The cytotoxic effects of NaBu on PCa cells
To determine the cell proliferation rate of PCa cells following treatment with NaBu for 24 h, WST-1 analysis was conducted (Fig. 1). A dose-dependent significant decrease was detected in both PCa cells for 24-hour treatment period (p < 0.001). We determined that NaBu treatment more inhibited DU-145 cell viability at 1, 2.5, 5, and 10 mM (70.5 ± 0.9%, 52.3 ± 0.7%, 32.5 ± 0.8%, and 26.4 ± 0.4%, respectively) than LNCaP cells (67.4 ± 0.8%, 64.4 ± 0.7%, 41.4 ± 0.8%, and 29.7 ± 0.9%, respectively) (p < 0.001). Additionally, the inhibition of PCa cell viability was more profound at 1 and 5mM concentrations for 24 treatment period. Thus, NaBu exhibited greater anti-proliferative activity in both PCa cells at 1 and 5 mM concentrations for 24 h and we selected these concentrations of NaBu for further analysis.
The effects of NaBu on apoptotic cell death in PCa cells
To investigate the apoptotic effects of NaBu, we performed the Annexin-V assay (Fig. 2). According to the Annexin V assay results, 1 and 5 mM NaBu treatment more increased the percentage of late apoptotic cells than the percentage of early apoptotic cells in both DU-145 and LNCaP cells (Fig. 2A). Additionally, 1 and 5 mM NaBu treatment increased the percentage of total apoptotic cells (66.5 ± 0.7% and 62.3 ± 0.7%, respectively) in DU-145 cells compared to the control (6.9 ± 0.3%) (Fig. 2B, p < 0.01). On the other hand, 1 and 5 mM NaBu treatment significantly increased the percentage of total apoptotic cells (37.3 ± 0.4% and 49.6 ± 0.8%, respectively) in a dose-dependent manner in LNCaP cells compared to the control (1.3 ± 0.5%) (Fig. 2A, p < 0.01). Thus, NaBu treatment more induced apoptotic cell death in DU-145 cells than LNCaP cells.

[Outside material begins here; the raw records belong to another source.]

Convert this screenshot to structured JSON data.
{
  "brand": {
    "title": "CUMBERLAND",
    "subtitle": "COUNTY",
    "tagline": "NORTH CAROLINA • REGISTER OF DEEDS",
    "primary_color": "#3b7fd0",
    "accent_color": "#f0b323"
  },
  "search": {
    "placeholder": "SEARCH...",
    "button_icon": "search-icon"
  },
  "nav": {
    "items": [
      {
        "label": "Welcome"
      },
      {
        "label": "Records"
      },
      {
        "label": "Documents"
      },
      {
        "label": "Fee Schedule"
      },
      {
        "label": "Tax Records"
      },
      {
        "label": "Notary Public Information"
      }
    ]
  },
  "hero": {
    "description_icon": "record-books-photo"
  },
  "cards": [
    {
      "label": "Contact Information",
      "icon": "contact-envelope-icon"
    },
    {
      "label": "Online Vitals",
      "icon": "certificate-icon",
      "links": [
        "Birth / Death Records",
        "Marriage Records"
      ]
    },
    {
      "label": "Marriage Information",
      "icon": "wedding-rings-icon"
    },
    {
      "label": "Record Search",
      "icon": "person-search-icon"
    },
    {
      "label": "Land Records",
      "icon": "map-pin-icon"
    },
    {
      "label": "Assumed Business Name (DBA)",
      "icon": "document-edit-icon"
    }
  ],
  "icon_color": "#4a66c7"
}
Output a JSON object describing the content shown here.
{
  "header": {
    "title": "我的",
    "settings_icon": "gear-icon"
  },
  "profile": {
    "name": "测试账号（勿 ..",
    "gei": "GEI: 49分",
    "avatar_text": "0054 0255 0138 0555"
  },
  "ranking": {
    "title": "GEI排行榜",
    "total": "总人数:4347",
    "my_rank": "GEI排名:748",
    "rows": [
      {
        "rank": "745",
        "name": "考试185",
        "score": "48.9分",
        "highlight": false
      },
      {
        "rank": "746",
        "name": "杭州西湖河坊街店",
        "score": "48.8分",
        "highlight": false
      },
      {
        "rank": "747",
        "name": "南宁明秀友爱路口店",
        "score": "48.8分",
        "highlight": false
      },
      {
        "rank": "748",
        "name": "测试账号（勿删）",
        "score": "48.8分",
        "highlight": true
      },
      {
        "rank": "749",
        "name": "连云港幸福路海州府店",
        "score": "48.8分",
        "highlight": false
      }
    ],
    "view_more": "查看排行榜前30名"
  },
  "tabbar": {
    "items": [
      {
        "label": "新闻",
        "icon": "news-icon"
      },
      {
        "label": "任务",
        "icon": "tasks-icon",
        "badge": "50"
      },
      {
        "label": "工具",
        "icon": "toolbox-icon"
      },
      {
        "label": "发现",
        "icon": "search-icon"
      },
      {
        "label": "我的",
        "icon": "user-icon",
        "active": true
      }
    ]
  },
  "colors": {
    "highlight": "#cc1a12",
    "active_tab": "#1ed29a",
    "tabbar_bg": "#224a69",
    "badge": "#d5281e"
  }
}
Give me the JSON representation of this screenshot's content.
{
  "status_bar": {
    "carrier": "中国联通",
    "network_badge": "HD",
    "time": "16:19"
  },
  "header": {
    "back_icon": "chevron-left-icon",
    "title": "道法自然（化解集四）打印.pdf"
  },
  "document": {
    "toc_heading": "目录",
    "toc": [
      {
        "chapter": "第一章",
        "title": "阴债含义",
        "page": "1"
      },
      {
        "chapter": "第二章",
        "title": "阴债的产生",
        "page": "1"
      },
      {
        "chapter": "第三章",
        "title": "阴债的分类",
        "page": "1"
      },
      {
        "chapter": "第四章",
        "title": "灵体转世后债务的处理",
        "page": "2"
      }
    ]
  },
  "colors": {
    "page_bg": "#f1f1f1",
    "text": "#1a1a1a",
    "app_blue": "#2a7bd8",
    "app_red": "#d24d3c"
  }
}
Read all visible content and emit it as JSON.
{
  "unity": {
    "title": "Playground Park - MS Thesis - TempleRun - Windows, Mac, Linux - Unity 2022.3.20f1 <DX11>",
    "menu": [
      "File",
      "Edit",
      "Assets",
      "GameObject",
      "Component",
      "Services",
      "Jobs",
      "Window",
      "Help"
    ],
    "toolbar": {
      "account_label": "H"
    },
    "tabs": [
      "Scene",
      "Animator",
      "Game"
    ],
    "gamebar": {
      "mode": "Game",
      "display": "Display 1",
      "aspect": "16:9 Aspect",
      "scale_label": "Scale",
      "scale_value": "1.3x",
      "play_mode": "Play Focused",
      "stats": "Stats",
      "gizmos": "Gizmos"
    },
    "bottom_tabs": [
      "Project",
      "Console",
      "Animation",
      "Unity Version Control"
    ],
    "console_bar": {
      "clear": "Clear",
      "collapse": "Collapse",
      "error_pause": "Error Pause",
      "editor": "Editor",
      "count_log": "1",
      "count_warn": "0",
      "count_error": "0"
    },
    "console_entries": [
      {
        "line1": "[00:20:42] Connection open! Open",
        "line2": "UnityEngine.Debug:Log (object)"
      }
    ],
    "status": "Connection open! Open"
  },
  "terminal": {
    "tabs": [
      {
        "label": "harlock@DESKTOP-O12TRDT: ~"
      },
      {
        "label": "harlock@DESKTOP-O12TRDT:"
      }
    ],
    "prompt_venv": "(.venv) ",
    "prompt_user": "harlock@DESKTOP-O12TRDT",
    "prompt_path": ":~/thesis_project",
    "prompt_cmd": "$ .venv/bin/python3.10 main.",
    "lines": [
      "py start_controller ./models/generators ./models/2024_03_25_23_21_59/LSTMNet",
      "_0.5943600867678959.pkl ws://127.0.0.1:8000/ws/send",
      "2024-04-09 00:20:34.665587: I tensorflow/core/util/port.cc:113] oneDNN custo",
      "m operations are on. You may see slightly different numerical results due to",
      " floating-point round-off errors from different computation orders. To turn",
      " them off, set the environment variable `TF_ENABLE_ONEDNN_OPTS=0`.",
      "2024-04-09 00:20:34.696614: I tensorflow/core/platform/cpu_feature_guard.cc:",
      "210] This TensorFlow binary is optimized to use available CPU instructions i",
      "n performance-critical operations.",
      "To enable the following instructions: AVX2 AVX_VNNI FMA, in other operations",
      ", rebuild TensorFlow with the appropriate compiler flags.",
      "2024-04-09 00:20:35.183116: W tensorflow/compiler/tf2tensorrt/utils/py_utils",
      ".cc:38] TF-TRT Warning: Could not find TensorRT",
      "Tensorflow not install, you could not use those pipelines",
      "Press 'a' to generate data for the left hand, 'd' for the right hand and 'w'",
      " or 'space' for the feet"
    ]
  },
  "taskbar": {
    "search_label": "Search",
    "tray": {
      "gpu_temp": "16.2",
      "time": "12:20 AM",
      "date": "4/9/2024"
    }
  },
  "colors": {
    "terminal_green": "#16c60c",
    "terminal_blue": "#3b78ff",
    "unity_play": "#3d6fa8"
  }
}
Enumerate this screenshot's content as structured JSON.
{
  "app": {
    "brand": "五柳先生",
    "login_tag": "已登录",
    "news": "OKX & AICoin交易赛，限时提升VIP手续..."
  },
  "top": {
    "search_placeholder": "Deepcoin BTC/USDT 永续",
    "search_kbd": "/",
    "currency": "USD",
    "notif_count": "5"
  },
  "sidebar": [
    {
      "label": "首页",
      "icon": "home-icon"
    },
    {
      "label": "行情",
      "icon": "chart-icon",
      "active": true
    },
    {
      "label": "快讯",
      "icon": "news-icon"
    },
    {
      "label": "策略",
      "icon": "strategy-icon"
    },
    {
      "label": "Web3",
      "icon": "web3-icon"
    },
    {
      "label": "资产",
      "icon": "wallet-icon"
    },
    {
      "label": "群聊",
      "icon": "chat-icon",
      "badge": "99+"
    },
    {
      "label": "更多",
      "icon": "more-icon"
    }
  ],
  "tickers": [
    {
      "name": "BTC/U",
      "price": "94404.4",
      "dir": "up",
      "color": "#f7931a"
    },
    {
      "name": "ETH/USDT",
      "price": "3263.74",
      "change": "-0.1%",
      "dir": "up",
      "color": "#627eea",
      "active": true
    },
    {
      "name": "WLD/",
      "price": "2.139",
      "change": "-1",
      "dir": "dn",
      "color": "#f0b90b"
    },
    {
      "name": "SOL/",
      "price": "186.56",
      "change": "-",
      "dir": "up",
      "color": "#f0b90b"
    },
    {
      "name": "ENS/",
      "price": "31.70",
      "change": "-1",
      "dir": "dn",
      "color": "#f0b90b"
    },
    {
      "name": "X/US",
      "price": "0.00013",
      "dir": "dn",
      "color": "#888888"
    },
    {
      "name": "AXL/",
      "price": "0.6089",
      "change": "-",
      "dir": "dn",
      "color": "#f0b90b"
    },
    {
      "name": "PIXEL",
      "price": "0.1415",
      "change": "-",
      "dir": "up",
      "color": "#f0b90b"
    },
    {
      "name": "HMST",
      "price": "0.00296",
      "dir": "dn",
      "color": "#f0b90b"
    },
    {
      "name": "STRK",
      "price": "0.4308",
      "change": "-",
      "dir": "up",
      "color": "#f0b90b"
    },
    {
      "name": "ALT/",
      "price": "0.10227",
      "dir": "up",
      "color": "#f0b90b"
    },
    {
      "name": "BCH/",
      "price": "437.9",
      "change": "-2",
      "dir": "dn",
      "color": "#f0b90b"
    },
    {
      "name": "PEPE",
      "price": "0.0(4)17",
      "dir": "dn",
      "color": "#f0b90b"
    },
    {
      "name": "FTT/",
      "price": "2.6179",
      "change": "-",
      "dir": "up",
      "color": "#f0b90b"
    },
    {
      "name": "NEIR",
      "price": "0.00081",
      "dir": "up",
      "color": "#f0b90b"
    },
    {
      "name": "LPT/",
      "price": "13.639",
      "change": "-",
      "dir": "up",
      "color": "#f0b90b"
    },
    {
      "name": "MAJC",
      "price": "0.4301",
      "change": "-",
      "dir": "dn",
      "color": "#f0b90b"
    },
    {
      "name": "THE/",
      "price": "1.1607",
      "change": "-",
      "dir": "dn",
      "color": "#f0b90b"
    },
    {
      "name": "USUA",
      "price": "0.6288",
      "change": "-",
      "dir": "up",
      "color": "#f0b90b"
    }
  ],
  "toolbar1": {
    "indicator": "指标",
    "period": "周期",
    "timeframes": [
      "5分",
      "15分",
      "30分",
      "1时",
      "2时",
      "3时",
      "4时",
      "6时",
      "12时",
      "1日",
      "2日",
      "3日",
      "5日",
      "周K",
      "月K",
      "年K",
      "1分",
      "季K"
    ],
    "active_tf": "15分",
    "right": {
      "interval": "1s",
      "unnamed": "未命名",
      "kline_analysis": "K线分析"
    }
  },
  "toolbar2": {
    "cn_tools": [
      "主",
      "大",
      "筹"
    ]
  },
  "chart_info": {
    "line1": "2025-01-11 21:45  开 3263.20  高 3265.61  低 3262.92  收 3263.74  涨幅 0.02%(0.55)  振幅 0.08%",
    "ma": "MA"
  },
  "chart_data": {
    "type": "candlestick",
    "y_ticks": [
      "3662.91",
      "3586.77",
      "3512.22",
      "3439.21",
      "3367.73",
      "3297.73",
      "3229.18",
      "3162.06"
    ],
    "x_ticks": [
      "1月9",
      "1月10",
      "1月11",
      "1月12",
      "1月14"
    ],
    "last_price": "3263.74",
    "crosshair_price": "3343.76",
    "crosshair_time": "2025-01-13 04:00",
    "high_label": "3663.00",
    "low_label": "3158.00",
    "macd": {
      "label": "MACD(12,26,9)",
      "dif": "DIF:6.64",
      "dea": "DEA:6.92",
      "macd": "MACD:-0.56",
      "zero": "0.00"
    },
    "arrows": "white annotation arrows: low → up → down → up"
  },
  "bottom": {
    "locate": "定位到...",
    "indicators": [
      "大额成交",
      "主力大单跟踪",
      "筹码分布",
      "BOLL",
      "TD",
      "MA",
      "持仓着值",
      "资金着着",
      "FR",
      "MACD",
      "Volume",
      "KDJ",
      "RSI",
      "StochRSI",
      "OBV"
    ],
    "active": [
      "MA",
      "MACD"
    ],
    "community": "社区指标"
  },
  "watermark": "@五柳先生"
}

The effects of NaBu on the cell morphology of PCa cells
To further explore the apoptotic effects of NaBu, AO/PI dual staining was conducted (Fig. 3). AO/PI dual staining results showed that NaBu treatment exhibited apoptotic morphological changes in both PCa cells. After treatment of 1 and 5 mM NaBu for 24 h, chromatin condensation, nuclear blebbing, rounded cells, and cytoplasmic shrinkage were observed. However, the apoptotic effect of NaBu was more obvious in DU-145 cells than LNCaP cells. Our results were consistent with the WST-1 and Annexin-V assay results.
The effects of NaBu on subcellular localization of TLR4 signaling pathway proteins in PCa cells
We next determined the subcellular localizations of TLR4, IRF3 and NF-κB as downstream proteins of TLR4 signaling pathways in PCa cells (Fig. 4). For this purpose, we performed immune fluorescence (IF) assay following administration of 1 and 5 mM of NaBu for 24 h in DU-145 and LNCaP cells. The obtained results demonstrated that treatment with 1 mM NaBu induced cytoplasmic expression of TLR4, IRF3 and NF-κB compared to control cells and higher expression of nuclear IRF3 was observed in DU-145 cells. However, both cytoplasmic and nuclear NF-κB expression was decreased in DU-145 cells following 5 mM NaBu treatment. On the other hand, treatment with 1 and 5 mM NaBu induced cytoplasmic expression of TLR4 compared with control in LNCaP cells. Additionally, we observed cytoplasmic IRF3 and NF-κB at 1 mM NaBu treatment. However, nuclear translocation of NF-κB and IRF3 was not observed after 5 mM NaBu treatment in LNCaP cells. Thus, NaBu treatment induced the cytoplasmic TLR4 and IRF3 expression in particularly DU-145 cells without affecting nuclear translocation of NF-κB in PCa cells.